ALWAYS IN THE FOREFRONT
So MR. / MS. Stomach (I don’t know what ‘gender’ it prefers) is unrealistically competitive. This unhealthy competition of always leading first has ruined so many pictures of mine (*CRIESSSSSS*) & inculcated inferior complex as well. I aspire to look like Poo Kabhi Khushi Kabhi Gham but my stomach is conspiring against me so that I look like Poo with an ‘h’ in the end from Winnie the Pooh. Thus, in short wherever I go, it’s MR./MS. A stomach that reaches first followed by me & my insecurities.
HAS MAHAGATHBANDHAN WITH OTHER INTERNAL ORGANS
This ‘not so innocent’ organ of mine has been weaving traps & I’m sure it has very cunningly made my uterus & bladder on its side. For eg: The unbearable pains & cramps during periods actually make me (or any other woman) feel sick. Also, most of the time my periods will come exactly at that moment when I have to attend an important event. It seems like these mahagathbandhan people have some telepathic conversation going on inside. Another example that I would like to cite is I’m surely relatable to everyone irrespective of their gender. This particular phenomenon is called as ‘The Bladder Blunder’ by me. It happened with me so many times that I’m stuck in a very serious situation & instead of helping me my bladder decides to release its toxin without my consent. The feeling is exactly as same as your friend giving you spoilers of an interesting movie or web series just when you have started watching it & the worst part is you can’t even avoid it ( please maintain distance against these kinds of friends. They are dangerous than Corona). Generally, it is called Nature’s call but in my case it’s Harassment by ‘Ang Sangh’.
YEH PET MAANGE MORE
If anyone asks me to name my stomach using geography I would lovingly call it as ‘Bermuda Triangle’ because whatever goes inside, the majority of it doesn’t come outside. Every 30 mins I get a reminder from my stomach to fill it with some yummy & gorgeous food just like your mother reminding you every minute how the problem of losing your hair on the scalp or getting acne on the face at a young age is directly proportional to using of mobile phones constantly. (I know there’s no logic behind it but I dare you to ask about the logic to your mother at your own risk). I won’t elaborate on this point much because I know this is everyone’s problem. But I just want my readers to know what kind of conversation takes place between food & my stomach:
Unhealthy Junk Food with Innumerable Calories: Mere itne bhi kareeb mat aao, main tumhe barbaad kar dungi.
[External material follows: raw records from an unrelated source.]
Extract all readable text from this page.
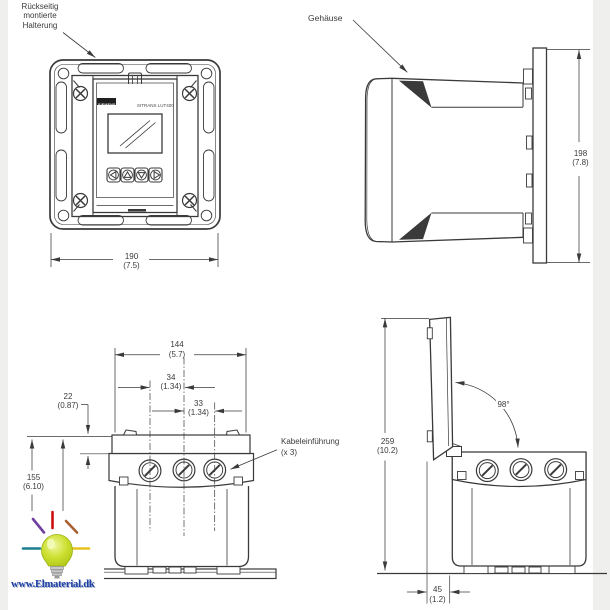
www.Elmaterial.dk
Rückseitig
montierte
Halterung
Gehäuse
SIEMENS SITRANS LUT400
190
(7.5)
198
(7.8)
144
(5.7)
34
(1.34)
33
(1.34)
22
(0.87)
155
(6.10)
259
(10.2)
98°
45
(1.2)
Kabeleinführung
(x 3)
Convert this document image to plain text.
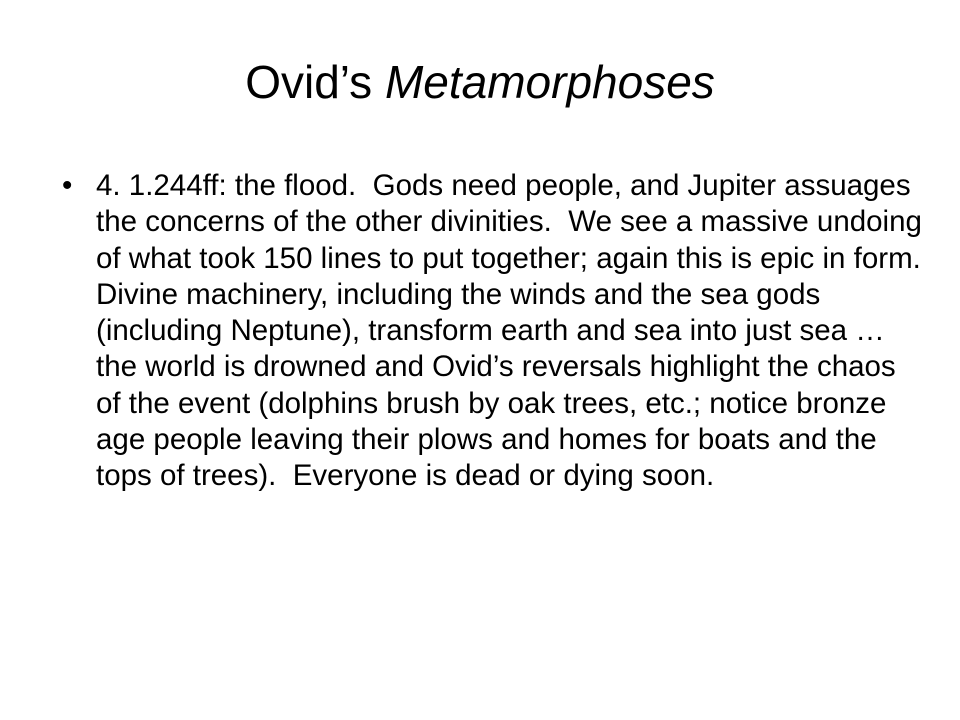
Ovid’s Metamorphoses
• 4. 1.244ff: the flood.  Gods need people, and Jupiter assuages the concerns of the other divinities.  We see a massive undoing of what took 150 lines to put together; again this is epic in form.  Divine machinery, including the winds and the sea gods (including Neptune), transform earth and sea into just sea … the world is drowned and Ovid’s reversals highlight the chaos of the event (dolphins brush by oak trees, etc.; notice bronze age people leaving their plows and homes for boats and the tops of trees).  Everyone is dead or dying soon.
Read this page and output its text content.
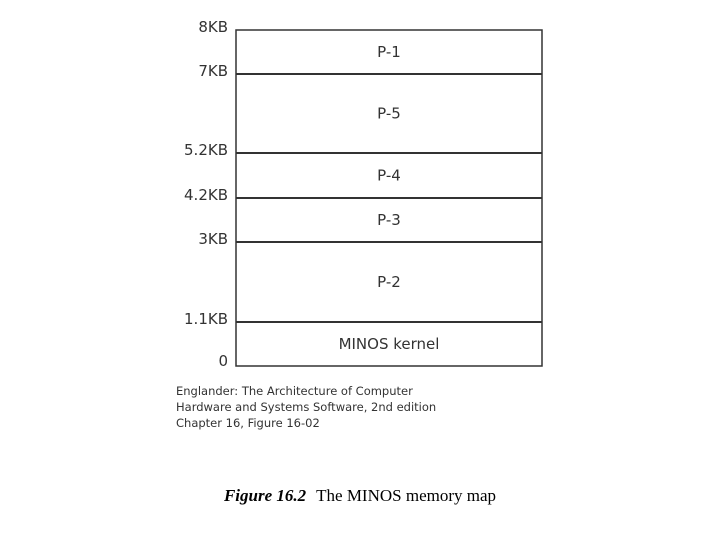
8KB
7KB
5.2KB
4.2KB
3KB
1.1KB
0
P-1
P-5
P-4
P-3
P-2
MINOS kernel
Englander: The Architecture of Computer
Hardware and Systems Software, 2nd edition
Chapter 16, Figure 16-02
Figure 16.2 The MINOS memory map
My Stomach: Main barbaad hona chahta hoon.
(P.S. This conversation has background music too which sounds like thousands of mobile phones vibrating at the same time)
MANN KI BAAT
Despite so many imperfections Mr./ Ms. Stomach is still a part of me. I know I’m not the only one who has these kinds of ego problems with the stomach or frankly speaking ‘body issues’ with self but I think the least I can do is accept my body as it is because the words like ‘exercise’ & ‘healthy lifestyle’ refrain to enter into my life’s dictionary. So all the beautiful souls out there hating your body & eventually yourself here’s a fortune cookie message for you –
EMBRACE YOUR IMPERFECTIONS PERFECTLY.